Administrators should inform and educate medical staff about appropriate diagnosis and coding, she said. This includes looking at current diagnoses of schizophrenia and working with psychiatrists, attending physicians and the medical director to audit the facility MDS and review documentation. Administrators can also work with the facility MDS coordinator or coder, and reach out to their quality improvement organization and other sources of support, she said.

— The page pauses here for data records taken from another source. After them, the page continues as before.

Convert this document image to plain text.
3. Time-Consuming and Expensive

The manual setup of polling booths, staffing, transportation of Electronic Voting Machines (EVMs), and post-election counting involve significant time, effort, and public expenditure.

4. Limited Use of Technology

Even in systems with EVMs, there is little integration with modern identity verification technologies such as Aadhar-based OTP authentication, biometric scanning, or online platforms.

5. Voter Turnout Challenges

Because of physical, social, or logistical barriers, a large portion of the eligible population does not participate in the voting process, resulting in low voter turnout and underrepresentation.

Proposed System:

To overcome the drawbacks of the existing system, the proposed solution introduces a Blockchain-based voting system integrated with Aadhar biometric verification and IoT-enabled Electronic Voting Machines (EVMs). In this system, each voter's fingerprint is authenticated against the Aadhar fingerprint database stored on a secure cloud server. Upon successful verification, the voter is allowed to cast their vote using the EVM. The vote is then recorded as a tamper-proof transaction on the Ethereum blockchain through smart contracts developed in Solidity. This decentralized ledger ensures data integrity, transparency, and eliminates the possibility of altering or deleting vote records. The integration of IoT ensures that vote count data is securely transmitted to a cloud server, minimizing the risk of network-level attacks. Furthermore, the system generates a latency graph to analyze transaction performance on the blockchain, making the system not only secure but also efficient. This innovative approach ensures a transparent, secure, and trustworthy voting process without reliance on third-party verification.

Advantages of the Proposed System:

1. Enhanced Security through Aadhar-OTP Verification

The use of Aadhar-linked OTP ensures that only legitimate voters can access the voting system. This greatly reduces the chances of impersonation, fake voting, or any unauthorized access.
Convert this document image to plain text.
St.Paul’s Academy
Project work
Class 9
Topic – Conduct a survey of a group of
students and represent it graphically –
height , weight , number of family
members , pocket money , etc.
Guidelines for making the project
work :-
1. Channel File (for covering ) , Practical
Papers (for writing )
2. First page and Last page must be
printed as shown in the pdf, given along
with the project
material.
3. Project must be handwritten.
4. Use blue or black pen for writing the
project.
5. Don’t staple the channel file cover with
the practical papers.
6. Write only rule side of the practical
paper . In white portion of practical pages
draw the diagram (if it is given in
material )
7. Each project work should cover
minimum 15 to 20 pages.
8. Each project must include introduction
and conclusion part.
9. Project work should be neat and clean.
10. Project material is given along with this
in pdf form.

Industry applauds oversight, questions penalties
AHCA/NCAL and LeadingAge support the move toward greater prescribing oversight and transparency, but pushed back on CMS’s plans to penalize facilities through Care Compare citations.
Some diagnoses of schizophrenia are made by physicians who are not directly affiliated with the facility, and some prescriptions for antipsychotics are already in place upon admission, they noted.
“[D]ramatically downgrading entire ratings based on a single measure results in misleading information and causes more consumer confusion,” ACHA/NCAL’s Gifford told McKnight’s Long-Term Care News.
“According to medical literature, there are still some situations where these medications may be necessary and beneficial to certain patients, including those with schizophrenia and hallucinations,” he added.
AHCA/NCAL has asked CMS to expand its education outreach about the proper use of antipsychotics to physicians, hospitals, community settings and families. Gifford also recommended that physicians who improperly diagnose residents with serious mental health issues in order to continue an antipsychotic regimen be reported and investigated.
Citation transparency
Federal watchdogs said CMS’s move to publicly reveal appealed nursing home citations has been a long time coming. U.S. Sen. Bob Casey (D-PA), leader of the Special Committee on Aging, called on CMS in May 2022 to begin doing so. He argued that the prior system of waiting until a dispute was resolved often left residents and their families in the dark for months about “potentially serious health and safety violations.”
For its part, CMS said that the number of citations under dispute is typically small, but that they can include “severe instances of non-compliance.”
In the past two years, for example, CMS fielded 80 deficiencies across 67 surveys identified as Immediate Jeopardy (IJ) that went through the dispute resolution process. IJ deficiencies are those that place residents at risk for serious injury, serious harm, serious impairment or death.
“Waiting to post these citations leaves consumers without knowledge of serious citations,” the agency stated in the Wednesday memo.
Schizophrenia diagnoses have snowballed
Efforts to reduce antipsychotics in nursing homes may have had unintended consequences. The evidence suggests that some nursing home stakeholders have resorted to dubious diagnoses to hide sky-high antipsychotics use.
The New York Times report found that schizophrenia diagnoses in the nation’s facilities had skyrocketed to 70% since federal health agencies began publicly disclosing data on antipsychotic prescribing in 2012. One federal oversight agency in 2018 reported that there was no record of treatment for schizophrenia in about one-third of residents who were diagnosed with the disorder, according to the Times. And a separate study published in 2021 found that more schizophrenia diagnoses were recorded for Black U.S. nursing home residents with dementia after the launch of a federal initiative to reduce antipsychotic use in these settings.
Nursing homes deserve credit for progress made in reducing their reliance on antipsychotics, said Katie Smith Sloan, president and CEO of LeadingAge, in response to the CMS announcement. She acknowledged the challenges of implementing alternatives to these drugs, particularly in light of current staffing shortages. But the organization supports a stepped up enforcement approach if needed, she said.
“[T]his is a serious quality of care and quality of life issue for residents. Inappropriate use of potent drugs can compromise a person’s overall health,” she said.